Las ciencias sociales no son ciencias exactas en el sentido como lo son las que estudian el comportamiento de la materia, entre otras, la física y la química. Los científicos físicos tienen una relativa certidumbre cuando afirman que bajo las circunstancias tales y cuales, el resultado de un proceso debe ser tal y cual. Y si no ocurre lo que esperaban, entonces repiten los experimentos a ver que ocurrió o si hay más bien que modificar las hipótesis iniciales.
En las ciencias sociales nada tiene certidumbre cierta. La exactitud es probabilística, con amplios márgenes de error y lo que parece que es o va a ser, termina por ni ser ni parecer. Ocurre en la historia, la economía, la sociología, la lingüística, la filosofía y también en la política.
La política es una de esas áreas bien abonadas por la ignorancia. En ella sorprende escuchar a tanta gente opinar con pasmosa seguridad acerca de cosas de las que no se puede tener casi ninguna.
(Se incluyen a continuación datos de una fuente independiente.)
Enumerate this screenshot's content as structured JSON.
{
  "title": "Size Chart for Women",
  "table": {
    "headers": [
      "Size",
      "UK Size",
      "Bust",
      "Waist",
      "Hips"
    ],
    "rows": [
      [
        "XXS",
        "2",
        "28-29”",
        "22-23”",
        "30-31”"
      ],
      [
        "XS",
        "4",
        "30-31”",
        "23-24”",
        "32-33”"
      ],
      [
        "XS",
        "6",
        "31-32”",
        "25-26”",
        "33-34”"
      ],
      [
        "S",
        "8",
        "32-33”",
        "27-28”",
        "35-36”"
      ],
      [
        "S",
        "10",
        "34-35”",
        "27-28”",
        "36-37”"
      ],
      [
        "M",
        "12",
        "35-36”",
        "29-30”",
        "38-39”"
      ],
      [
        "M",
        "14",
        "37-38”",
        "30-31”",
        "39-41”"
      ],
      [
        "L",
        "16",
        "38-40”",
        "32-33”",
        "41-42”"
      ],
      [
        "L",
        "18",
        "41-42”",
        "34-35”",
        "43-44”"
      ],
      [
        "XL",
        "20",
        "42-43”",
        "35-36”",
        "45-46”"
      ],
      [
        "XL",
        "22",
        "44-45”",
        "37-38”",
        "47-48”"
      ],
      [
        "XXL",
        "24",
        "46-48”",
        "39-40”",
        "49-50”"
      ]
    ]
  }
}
Y lo han venido haciendo por años, sin detenerse un momento a pensar que tal vez están equivocados o leerse un pequeño manual de introducción al pensamiento político que les dé una visión de cuan resbaladiza y cambiante es la seguridad acerca de lo que es conveniente o necesario hacer, para lograr los fines que nos atormentan.
Ese diletantismo en política conduce a los mismos resultados a los que lleva a brujos a intentar curar enfermedades complejas de las que los propios médicos y expertos apenas muestran seguridad alguna: al fracaso, a la desilusión y a la antipolítica.
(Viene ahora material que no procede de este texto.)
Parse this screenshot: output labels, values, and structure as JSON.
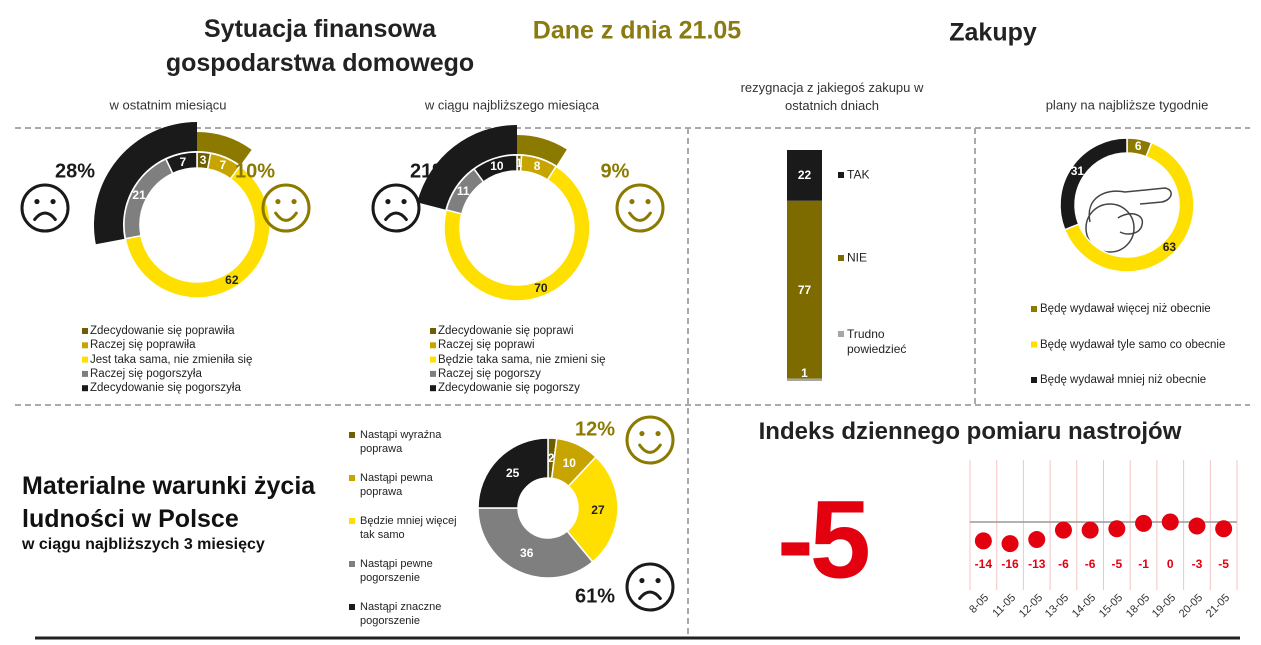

Las ciencias exactas estudian la realidad, tal como ella es y no como creemos que debe ser o como nos gustaría que fuera. En política todo esto está enredado: lo que es, lo que nos gustaría que fuera y lo que creemos que debe ser. Mesclamos razonamientos racionales con emocionales, confundimos deseos con realidades y esperanzas con visiones mágicas. Actuando de esta manera nunca entenderemos nada ni construiremos nada sólido, nada duradero. Entender y actuar con alguna certidumbre en política requiere muchos conocimientos de historia, psicología de masas, sociología, economía, etc.
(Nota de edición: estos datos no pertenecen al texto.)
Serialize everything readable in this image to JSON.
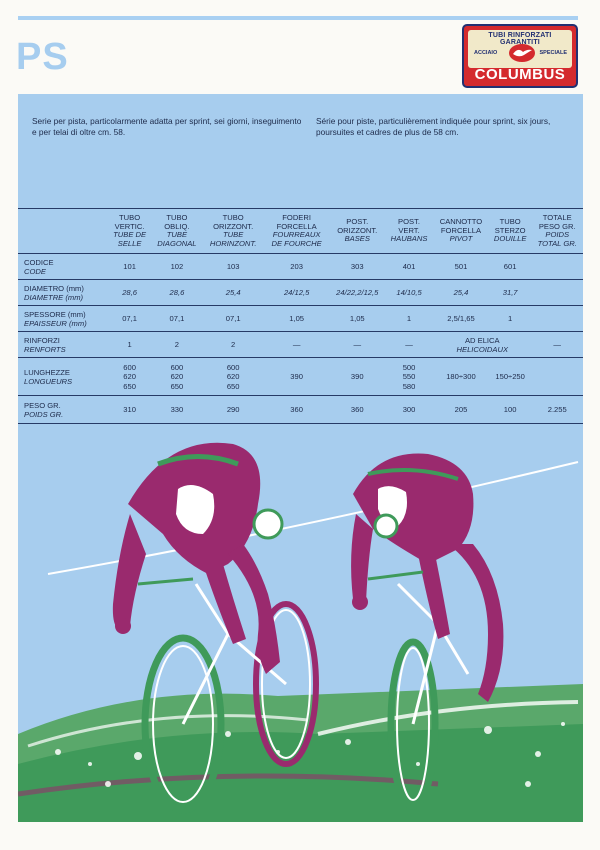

Escribo todo lo anterior a raíz de mi experiencia asomando que tal vez Henri Falcón podría ser un buen candidato para la transición. De ahí saqué varias conclusiones: si alguien opina a favor de una u otra opción recibirá una catarata no de argumentos, sino de insultos. Será acusado de las cosas más peregrinas y descalificado como ignorante y mal intencionado, como vendido al gobierno o al imperialismo y linduras semejantes, no importa con cuanto cuidado haya expuesto sus argumentos: no serán leídos y ni considerados.
Es entonces que uno llega a conclusiones pesimistas: este pueblo merece lo que tiene, es consustancial a su situación. No digo que se regodea en ella, pero no hace ningún esfuerzo serio para entenderla ni muchos menos superarla. Y no me refiero al pueblo llano, pobre de toda solemnidad incluyendo las destrezas para pensar, sino a la fracción de pueblo del que se podría o debería esperar alguna capacidad pensante y en esto incluyo de líderes de partidos nacionales. Esto me recuerda lo ocurrido en España antes y durante la guerra civil: los lideres no fueron capaces de ponerse de acuerdo y eso facilitó el trabajo de Francisco Franco quien los derrotó y se montó 40 años en el coroto, tiempo suficiente para que una nueva generación de políticos entendiera la importancia de compartir algunos valores básicos de convivencia democrática.
De paso, pareciera que 40 años es el tiempo que tardan las viejas condiciones políticas para dar paso a las nuevas. Tras 40 años de la muerte de Franco, en España se presentan nubarrones que parecen anunciar cambios importantes. ¿Tendremos los venezolanos que esperar otros 20 años máspara empezar a entender la importancia de una acción unida y coherente para salir de este gobierno?